3) Nobody in either family is at higher risk for covid (e.g. if one of the family members is 90 or immune compromised, don't do this).

I say do it, and move in for the long haul. I would argue that is better than living separately. Only one person should go grocery shopping and run any essential errands. By doing this you've reduced the number of trips all of you are taking, from one person per family to one person for two families. That's a win.

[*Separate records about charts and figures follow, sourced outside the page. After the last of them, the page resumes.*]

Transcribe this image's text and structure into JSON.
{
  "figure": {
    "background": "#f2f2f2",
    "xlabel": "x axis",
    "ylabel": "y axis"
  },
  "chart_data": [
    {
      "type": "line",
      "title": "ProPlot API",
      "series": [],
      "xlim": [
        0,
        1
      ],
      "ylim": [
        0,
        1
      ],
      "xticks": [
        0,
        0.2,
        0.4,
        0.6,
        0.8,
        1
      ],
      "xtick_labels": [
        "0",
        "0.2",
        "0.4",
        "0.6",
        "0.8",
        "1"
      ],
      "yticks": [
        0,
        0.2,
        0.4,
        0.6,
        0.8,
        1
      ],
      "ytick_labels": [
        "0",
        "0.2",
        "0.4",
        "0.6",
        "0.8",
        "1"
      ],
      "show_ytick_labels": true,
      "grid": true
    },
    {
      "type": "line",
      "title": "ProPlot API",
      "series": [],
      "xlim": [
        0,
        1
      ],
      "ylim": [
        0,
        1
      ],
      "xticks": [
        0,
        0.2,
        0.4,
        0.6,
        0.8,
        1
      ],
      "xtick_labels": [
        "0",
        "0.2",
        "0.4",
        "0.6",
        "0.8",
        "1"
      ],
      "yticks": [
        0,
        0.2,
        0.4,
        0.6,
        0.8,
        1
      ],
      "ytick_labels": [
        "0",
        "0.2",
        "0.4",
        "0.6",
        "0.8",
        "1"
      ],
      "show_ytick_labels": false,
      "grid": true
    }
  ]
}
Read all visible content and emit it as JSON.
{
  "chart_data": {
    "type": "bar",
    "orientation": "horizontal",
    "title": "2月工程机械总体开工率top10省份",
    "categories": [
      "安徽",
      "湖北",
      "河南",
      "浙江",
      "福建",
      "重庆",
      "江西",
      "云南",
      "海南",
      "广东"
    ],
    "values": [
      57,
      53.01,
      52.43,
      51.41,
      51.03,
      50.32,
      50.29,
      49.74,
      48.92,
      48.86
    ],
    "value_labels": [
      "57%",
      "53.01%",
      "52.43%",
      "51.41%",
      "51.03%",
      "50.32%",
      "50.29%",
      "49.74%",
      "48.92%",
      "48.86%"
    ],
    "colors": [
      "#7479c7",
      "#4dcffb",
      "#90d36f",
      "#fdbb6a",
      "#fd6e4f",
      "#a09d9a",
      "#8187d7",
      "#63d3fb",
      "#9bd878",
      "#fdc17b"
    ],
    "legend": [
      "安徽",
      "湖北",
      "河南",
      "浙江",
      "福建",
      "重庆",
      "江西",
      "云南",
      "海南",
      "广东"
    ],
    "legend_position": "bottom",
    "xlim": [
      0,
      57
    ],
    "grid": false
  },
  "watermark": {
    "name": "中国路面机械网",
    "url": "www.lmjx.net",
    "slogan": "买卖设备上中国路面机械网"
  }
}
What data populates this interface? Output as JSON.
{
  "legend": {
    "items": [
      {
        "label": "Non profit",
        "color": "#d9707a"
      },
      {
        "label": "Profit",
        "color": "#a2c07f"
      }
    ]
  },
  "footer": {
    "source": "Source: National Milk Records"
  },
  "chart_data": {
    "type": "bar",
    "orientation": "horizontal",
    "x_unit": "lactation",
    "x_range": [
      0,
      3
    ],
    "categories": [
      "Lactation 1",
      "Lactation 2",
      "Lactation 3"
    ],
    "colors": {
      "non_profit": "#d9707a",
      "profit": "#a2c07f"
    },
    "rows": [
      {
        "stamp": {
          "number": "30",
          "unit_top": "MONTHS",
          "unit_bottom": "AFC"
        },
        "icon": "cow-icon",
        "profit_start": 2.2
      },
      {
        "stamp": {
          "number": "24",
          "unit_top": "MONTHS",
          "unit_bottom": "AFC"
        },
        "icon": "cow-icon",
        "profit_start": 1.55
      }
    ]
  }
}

I know some people who are living alone. All this isolation can't be good. If I were in that situation I would pick a quarantine buddy I trusted and not worry about contact with that one person or family. It's similar for parents with children, especially if both are trying to work. Four working parents and four kids means each parent can take one day off per week to provide childcare for all, leaving only one day where the adults are constantly interrupted and the kids are constantly ignored or binging netflix.

This is not a pass to pick a different family each week to hang out with. Don't do that. It's realistically acknowledging the small risks and huge benefits of expanding a small social circle to a slightly larger one while not increasing or even decreasing the number of external contacts. The longer this goes on the more important that will be.